7. Scuba divers don’t only breathe oxygen. 

Scuba diving breathing

Did you know that scuba divers don’t breathe pure oxygen when they’re under the water? If a scuba diver were to breathe pure oxygen under the water, they would die. This is because breathing pure oxygen at such a depth would be poisonous. Therefore, the gas in the breathing tank is a mixture of oxygen and nitrogen

8. The color of the water changes the deeper a scuba diver goes. 

Although water is clear and has no given color, water molecules absorb various colors of light and absorb the molecules of light that have a longer wavelength first. This color is usually red, but when red is removed, the water appears blue. However, the further down into the ocean a diver swims, the more light is absorbed, and the less color is visible.

9. Scuba diving is extremely risky. 

Scuba diver near water surface

It’s no secret that scuba diving takes a physical toll on the human body. Although it is fairly safe to do, there can be several risks involved if it is not done properly, mainly because the human body is not built to withstand the water pressure of the open sea. Divers can experience decompression sickness, oxygen toxicity, air embolisms, and dehydration. They can also drown if their gas masks fail. 

10. You must never hold your breath when scuba diving. 

This is scuba diving’s golden rule! If you hold your breath while you’re scuba diving, your lungs will burst, and you will die underwater. As you’ve learned by now, the pressure of the water when scuba diving is extremely high, and as a result, your body reacts differently to the process of breathing. This means that the air pressure in your lungs is different than how it is on land! Therefore, if you hold your breath while scuba diving, the walls of your lungs could tear or rupture, and air bubbles will travel into your chest and bloodstream, and you will die. 

11. It is important to ascend back to the ocean’s surface slowly. 

Scuba diver in ocean

The most important aspect of returning to land safely after scuba diving is ascending slowly.

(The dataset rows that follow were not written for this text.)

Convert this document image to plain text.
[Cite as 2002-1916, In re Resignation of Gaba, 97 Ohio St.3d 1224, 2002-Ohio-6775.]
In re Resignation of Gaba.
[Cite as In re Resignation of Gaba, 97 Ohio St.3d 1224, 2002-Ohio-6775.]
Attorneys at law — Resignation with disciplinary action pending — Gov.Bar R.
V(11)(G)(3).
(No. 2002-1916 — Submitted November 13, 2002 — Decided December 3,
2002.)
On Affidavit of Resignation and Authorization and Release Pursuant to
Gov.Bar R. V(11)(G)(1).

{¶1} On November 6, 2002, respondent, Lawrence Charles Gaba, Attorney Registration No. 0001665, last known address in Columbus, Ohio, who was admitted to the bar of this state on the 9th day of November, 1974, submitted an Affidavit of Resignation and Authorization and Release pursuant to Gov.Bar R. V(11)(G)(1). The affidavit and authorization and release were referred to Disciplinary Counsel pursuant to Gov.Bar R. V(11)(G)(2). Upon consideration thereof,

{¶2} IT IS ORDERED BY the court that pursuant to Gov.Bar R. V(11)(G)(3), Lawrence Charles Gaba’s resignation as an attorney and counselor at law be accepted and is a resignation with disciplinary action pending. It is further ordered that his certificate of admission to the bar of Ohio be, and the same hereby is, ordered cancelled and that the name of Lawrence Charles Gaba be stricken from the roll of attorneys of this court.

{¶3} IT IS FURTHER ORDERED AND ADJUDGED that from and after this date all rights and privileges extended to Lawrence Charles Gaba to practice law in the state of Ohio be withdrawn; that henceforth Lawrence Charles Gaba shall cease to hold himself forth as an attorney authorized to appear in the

If you ascend too quickly, you are not allowing the nitrogen in your bloodstream to dissolve completely. If you ascend very quickly and without pausing in between your ascent, bubbles of nitrogen could form in your bloodstream, and you could get sick from decompression. 

12. The Great Blue Hole is one of the most famous and popular places to go scuba diving. 

The Great Blue Hole is located in Belize and popularized by Jacques Cousteau, who is considered to be the father of scuba diving. It is a marine sinkhole that is over 70,000 square meters wide and 124 meters deep. The reason this spot is so popular among tourists is because of its clear water and varied aquatic life! The Great Blue Hole is home to Caribbean reef sharks and midnight parrotfish, as well as various other rare species of fish. 

Conclusion

In this article, we walked you through a list of fun facts about scuba diving. Although scuba diving can be scary and sometimes dangerous, it is also a lot of fun to do! It allows you the chance to experience aquatic life in various forms, and is an alternate way of testing the human body’s limits. We hope you learned something new today!